Job interviews are getting complicated in the age of AI, as ways to cheat the process proliferate. It’s a particularly tricky problem in software development, where it’s now child’s play to ace coding exams with AI, and there are even startups offering those services.
While some companies look for ways to catch the cheaters, financial services company Brex is taking a different approach: It requires that interviewees use AI in coding exams.
This came up in a recent conversation with Brex Chief Technology Officer James Reggio. Brex’s AI-enabled interviews aren’t easy. In some ways, they are a bigger challenge than the previous coding tests.
Candidates are asked to build an entire product in a short period of time, demonstrating both how they can use AI to speed up the coding process and how they think through complex problems. It still requires technical knowledge.
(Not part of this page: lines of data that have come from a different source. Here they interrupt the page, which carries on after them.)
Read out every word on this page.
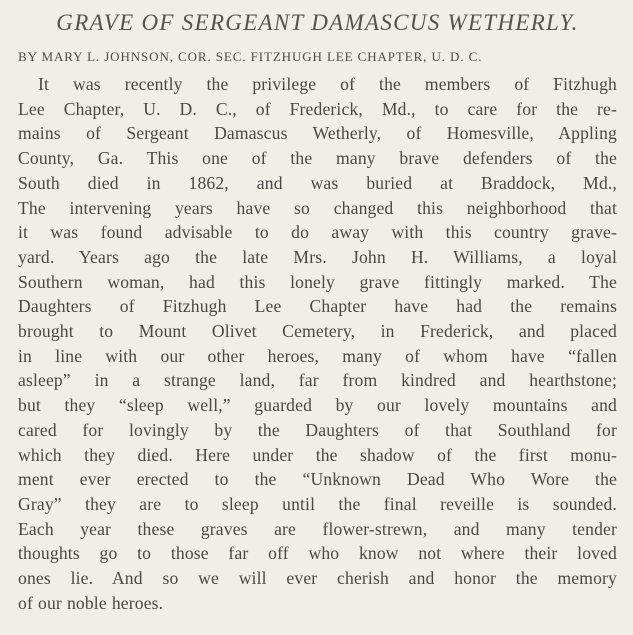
GRAVE OF SERGEANT DAMASCUS WETHERLY.
BY MARY L. JOHNSON, COR. SEC. FITZHUGH LEE CHAPTER, U. D. C.
It was recently the privilege of the members of Fitzhugh
Lee Chapter, U. D. C., of Frederick, Md., to care for the re-
mains of Sergeant Damascus Wetherly, of Homesville, Appling
County, Ga. This one of the many brave defenders of the
South died in 1862, and was buried at Braddock, Md.,
The intervening years have so changed this neighborhood that
it was found advisable to do away with this country grave-
yard. Years ago the late Mrs. John H. Williams, a loyal
Southern woman, had this lonely grave fittingly marked. The
Daughters of Fitzhugh Lee Chapter have had the remains
brought to Mount Olivet Cemetery, in Frederick, and placed
in line with our other heroes, many of whom have “fallen
asleep” in a strange land, far from kindred and hearthstone;
but they “sleep well,” guarded by our lovely mountains and
cared for lovingly by the Daughters of that Southland for
which they died. Here under the shadow of the first monu-
ment ever erected to the “Unknown Dead Who Wore the
Gray” they are to sleep until the final reveille is sounded.
Each year these graves are flower-strewn, and many tender
thoughts go to those far off who know not where their loved
ones lie. And so we will ever cherish and honor the memory
of our noble heroes.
AI-generated code isn’t perfect and will almost always make glaring errors in longer projects that need to be corrected.
This method helps the company select candidates more prepared to use AI in their workflows. It’s not easy for trained computer scientists to make that leap, especially because the technology is still so imperfect.
We could see this strategy catch on in other industries and in school exams. For instance, interviews for business consultants might require them to put together a massive research report in a 30-minute interview. Take-home essays could turn into entire books.
Rather than giving people an easy way to cheat, AI could instead just raise the bar.